Date on Master's Thesis/Doctoral Dissertation

8-2021

Document Type

Master's Thesis

Degree Name

M. Eng.

Department

Chemical Engineering

Degree Program

Chemical Engineering, MS

Committee Chair

Willing, Gerold

Committee Member

Jaeger, Vance

Committee Member

Williams, Stuart

Author's Keywords

quantum dots; quantum dot sensitized solar cells; lead sulfide; solar applications; third generation solar; drying dynamics

Abstract

Initial solar cells utilized silicon and alloys for their economic viability. Photoelectrochemical photovoltaic cells were discovered with technological advancement which increased solar efficiency and further improved economic feasibility leading to quantum dot sensitized solar cells. Lead sulfide quantum dots and titanium dioxide were studied for wetting and drying effects. Zeta potential, pH values, SEM, and optical microscopes quantified or observed the colloidal suspension and dried sample behavior. Combined mixtures of lead sulfide and titania were dried at 3.6 pH and 12.56 pH values. This due to the observed zeta potential isoelectric point of titania, and behavior showed increased stability occurring for those pH values, respectively. SEM imaging was optimized to achieve a thin layer of dried material. Lab microscope imaging further confirmed what was occurring in SEM imaging; the materials were falling out of suspension with lead sulfide settling to the bottom (black or grey material) and titania (white) on the top surface of the dried droplet at both pHs.

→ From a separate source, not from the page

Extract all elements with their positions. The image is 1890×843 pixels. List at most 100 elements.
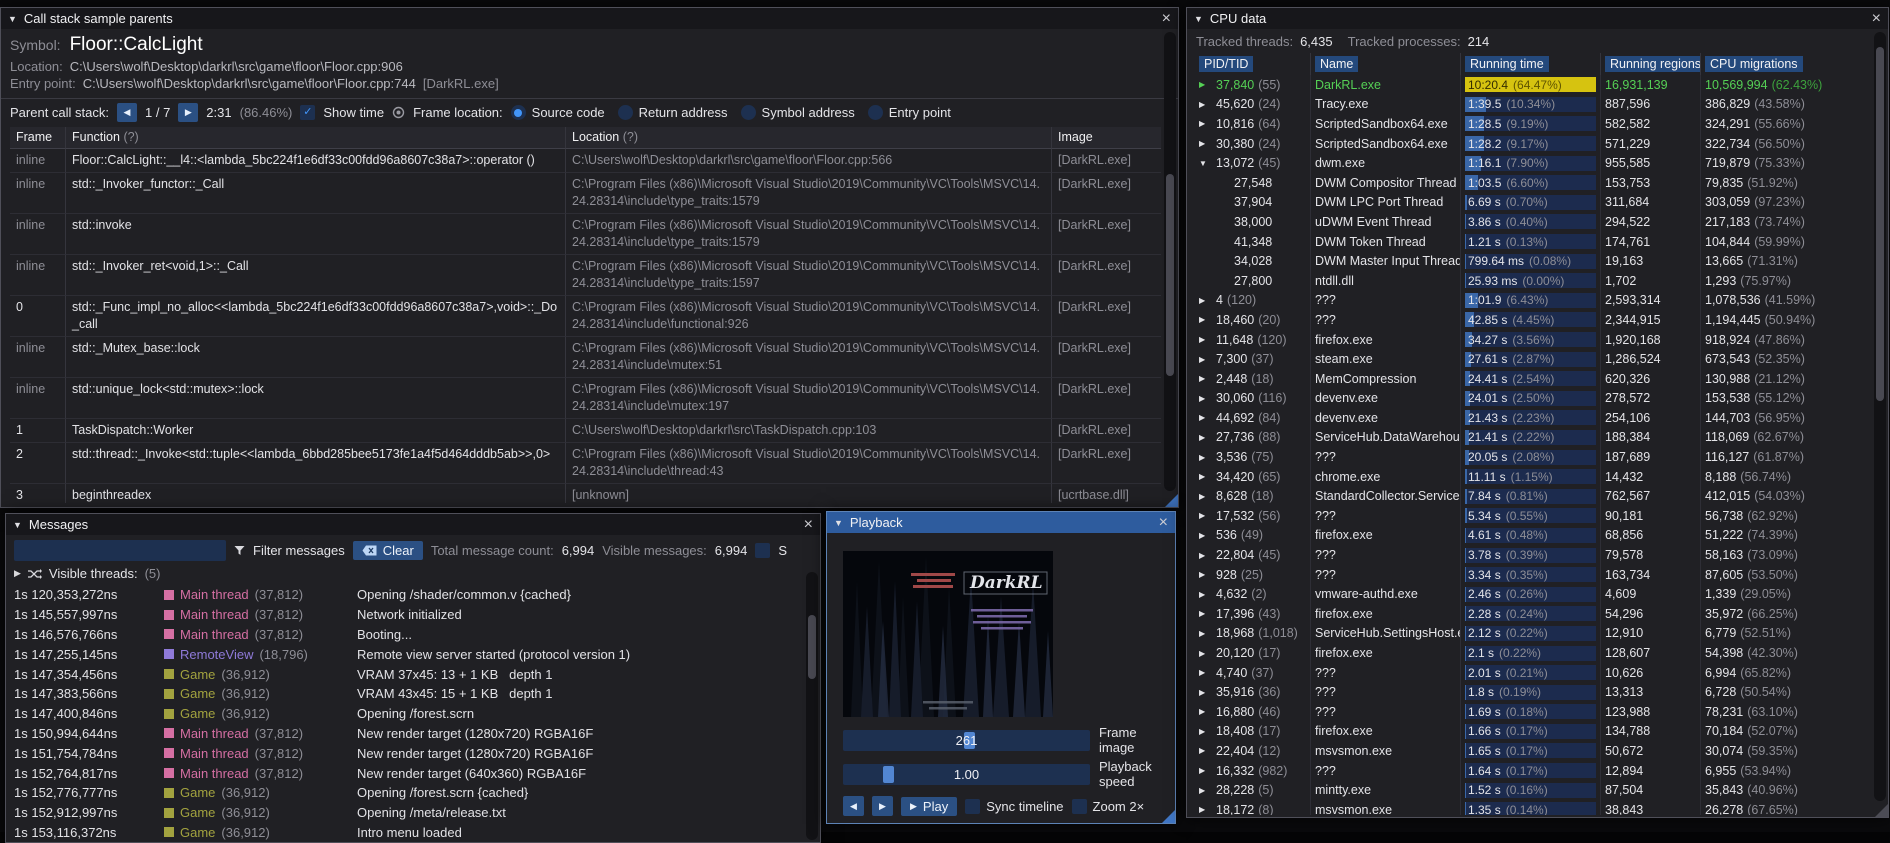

This work completed further establishes behavioral evaluation of individual materials related to creating third generation solar devices made with quantum dots verses that of current materials used for second generation materials like CdS, CdSe, and CdTe. This work contributes to general knowledge of material characteristics of lead sulfide as a nanoparticle as a potential quantum dot in a titanium dioxide microparticle system.